Kepala Sub Bidang Mitigasi Gunung Api Wilayah Timur Pusat Vulakonologi dan Mitigasi Bencana Geologi (PVMBG), Devy Kamil Syabana mengatakan, bahwa suplai magma saat ini terus tumbuh ke permukaan.
Menurutnya aktivitas tinggi Gunung Agung diindikasikan dengan masih terekamnya kegempaan vulkanik dalam. Yang artinya kata Devy masih ada tekanan berlebih di Gunung Agung.
Selain gempa vulkanik dalam, Devy menyebut seismograf yang dipasang di sekeliling Gunung Agung juga masih merekam adanya gempa frekuensi rendah yang mengindikasikan terjadinya pertumbuhan lava di permukaan.

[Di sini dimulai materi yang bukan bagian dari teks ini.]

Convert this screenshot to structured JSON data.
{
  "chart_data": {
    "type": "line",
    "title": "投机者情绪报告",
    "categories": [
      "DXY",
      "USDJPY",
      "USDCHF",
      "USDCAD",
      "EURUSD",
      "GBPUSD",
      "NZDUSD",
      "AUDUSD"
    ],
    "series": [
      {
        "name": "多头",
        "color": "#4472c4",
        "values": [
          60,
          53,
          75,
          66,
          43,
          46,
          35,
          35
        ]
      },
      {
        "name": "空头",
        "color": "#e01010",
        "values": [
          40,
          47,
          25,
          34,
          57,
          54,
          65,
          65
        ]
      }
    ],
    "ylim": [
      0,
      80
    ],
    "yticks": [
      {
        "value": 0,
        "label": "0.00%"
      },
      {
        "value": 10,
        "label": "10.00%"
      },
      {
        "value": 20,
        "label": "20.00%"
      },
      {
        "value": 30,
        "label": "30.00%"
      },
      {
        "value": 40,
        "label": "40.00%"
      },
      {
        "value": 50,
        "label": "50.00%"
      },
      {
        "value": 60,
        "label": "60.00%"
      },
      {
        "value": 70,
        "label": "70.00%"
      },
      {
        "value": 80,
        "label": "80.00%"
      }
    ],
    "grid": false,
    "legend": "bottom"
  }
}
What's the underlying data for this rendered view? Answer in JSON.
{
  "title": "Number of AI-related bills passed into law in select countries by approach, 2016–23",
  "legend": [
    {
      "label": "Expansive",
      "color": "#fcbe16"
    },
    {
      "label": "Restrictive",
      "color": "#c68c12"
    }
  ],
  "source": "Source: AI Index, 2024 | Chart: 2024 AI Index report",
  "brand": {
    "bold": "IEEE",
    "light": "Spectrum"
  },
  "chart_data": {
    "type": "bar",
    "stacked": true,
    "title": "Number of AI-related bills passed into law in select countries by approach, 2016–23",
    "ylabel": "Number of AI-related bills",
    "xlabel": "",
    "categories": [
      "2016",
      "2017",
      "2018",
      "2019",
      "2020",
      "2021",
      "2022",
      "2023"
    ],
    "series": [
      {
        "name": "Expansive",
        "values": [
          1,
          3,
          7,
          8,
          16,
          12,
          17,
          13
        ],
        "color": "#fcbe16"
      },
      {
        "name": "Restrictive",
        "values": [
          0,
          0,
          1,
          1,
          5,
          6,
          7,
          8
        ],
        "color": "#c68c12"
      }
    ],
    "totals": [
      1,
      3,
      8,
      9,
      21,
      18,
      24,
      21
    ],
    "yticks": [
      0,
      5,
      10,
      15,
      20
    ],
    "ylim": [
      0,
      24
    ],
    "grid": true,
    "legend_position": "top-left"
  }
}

Menurutnya, gempa frekuensi rendah terekam masih amat banyak. "Kemarin perekaman gempa low frekuensi terbanyak yakni 44 kali. Sekarang dalam 12 jam terakhir sudah ada 17 gempa low frekuensi, gempa vulkaniknya 11 kali. Salah satu indikasi lain bahwa Gunung Agung masih pada masa kritis," papar dia di Pos Pengamatan Gunung Agung di desa Rendang.
Menurutnya, gempa tektonik lokal yang terekam bukan gempa yang disebabkan oleh pergeseran sesar. "Yang terjadi itu tergantung posisinya di mana. Tapi itu adalah stres yang dilepaskan oleh sesar. Tapi sumber sesarnya sendiri masih dalam kaitannya dengan aktivitas Gunung Agung. Stres itu bisa terbentuk karena adanya tekanan dari magma," jelas dia.